Pourtant, même les perspectives les plus optimistes des analystes et des propres dirigeants du bloc au début de la guerre n'ont pas permis de prédire à quelle vitesse l'Europe pourrait évoluer. Il y a un an, l'Europe dépensait environ 1 milliard de dollars par jour pour payer le gaz, le pétrole et le charbon importés de Russie. Aujourd'hui, il paie une petite fraction de ce montant.

"La Russie nous a fait chanter en menaçant de couper l'approvisionnement énergétique", a déclaré la présidente de la Commission européenne Ursula von der Leyen au début du mois. « Nous nous sommes complètement débarrassés de notre dépendance aux combustibles fossiles russes. C'est allé beaucoup plus vite que prévu. »

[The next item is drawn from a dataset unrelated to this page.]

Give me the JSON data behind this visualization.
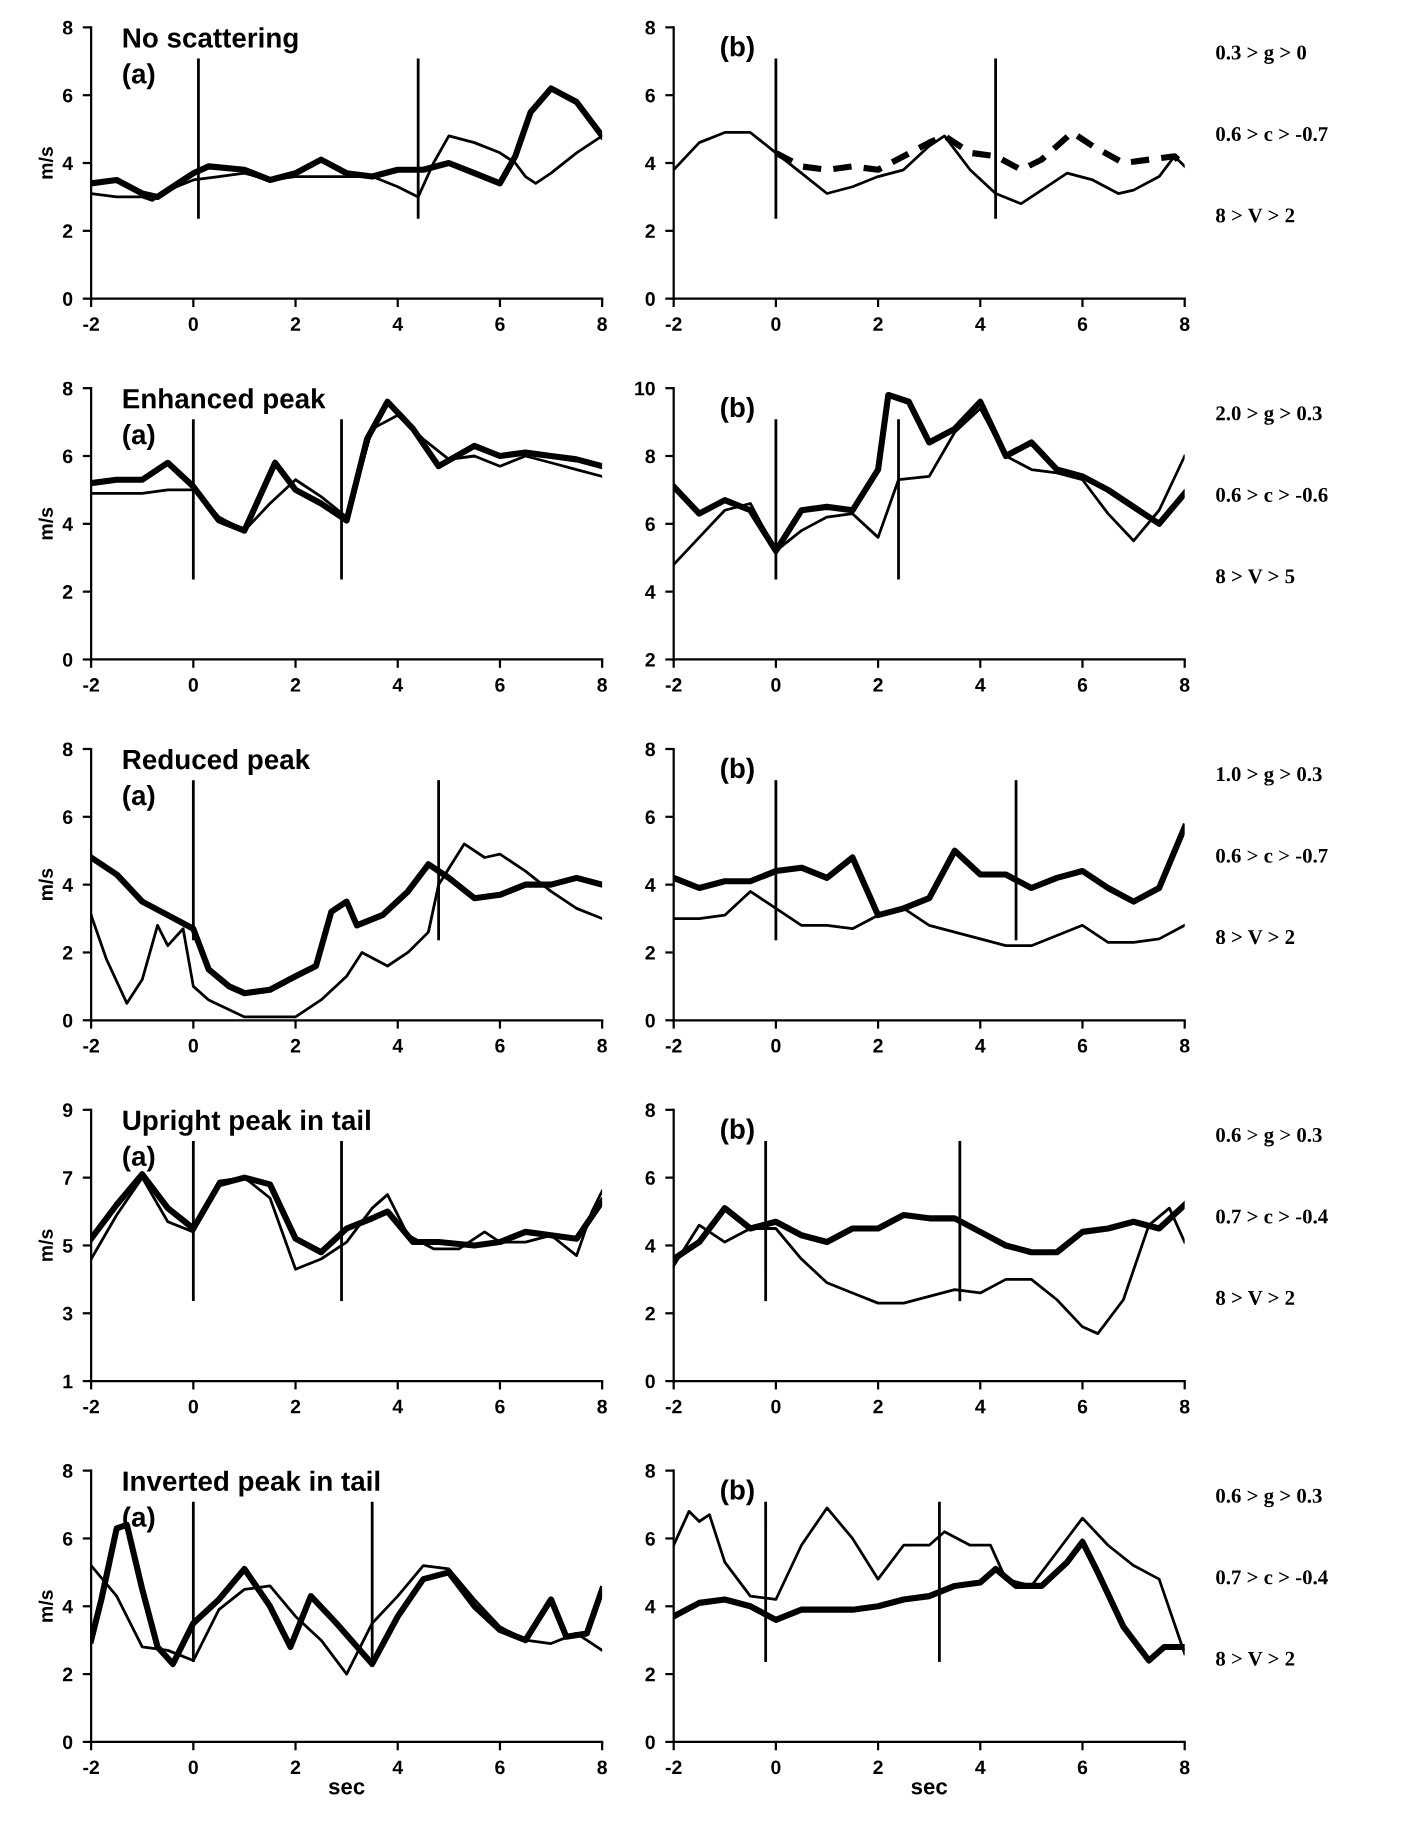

Les choses auraient pu être pires s'il n'y avait pas eu la transition de l'Europe vers une énergie propre qui avait commencé sérieusement il y a des années. C'est l'une des raisons pour lesquelles, même si le bloc a donné la priorité à toute source d'énergie qui n'était pas russe, les émissions en 2022 ont légèrement diminué au lieu d'augmenter. Et il y avait aussi une contribution significative du temps chaud - grâce au changement climatique - qui a réduit la demande de chauffage, et des industries polluantes qui ont tout simplement fermé parce qu'elles n'avaient pas les moyens de payer l'énergie nécessaire pour fonctionner.

Mais ce que l'année dernière a montré, c'est qu'il est possible d'aller de plus en plus vite dans le déploiement de panneaux solaires et de batteries, de réduire la consommation d'énergie et d'échanger en permanence des sources de combustibles fossiles bien ancrées.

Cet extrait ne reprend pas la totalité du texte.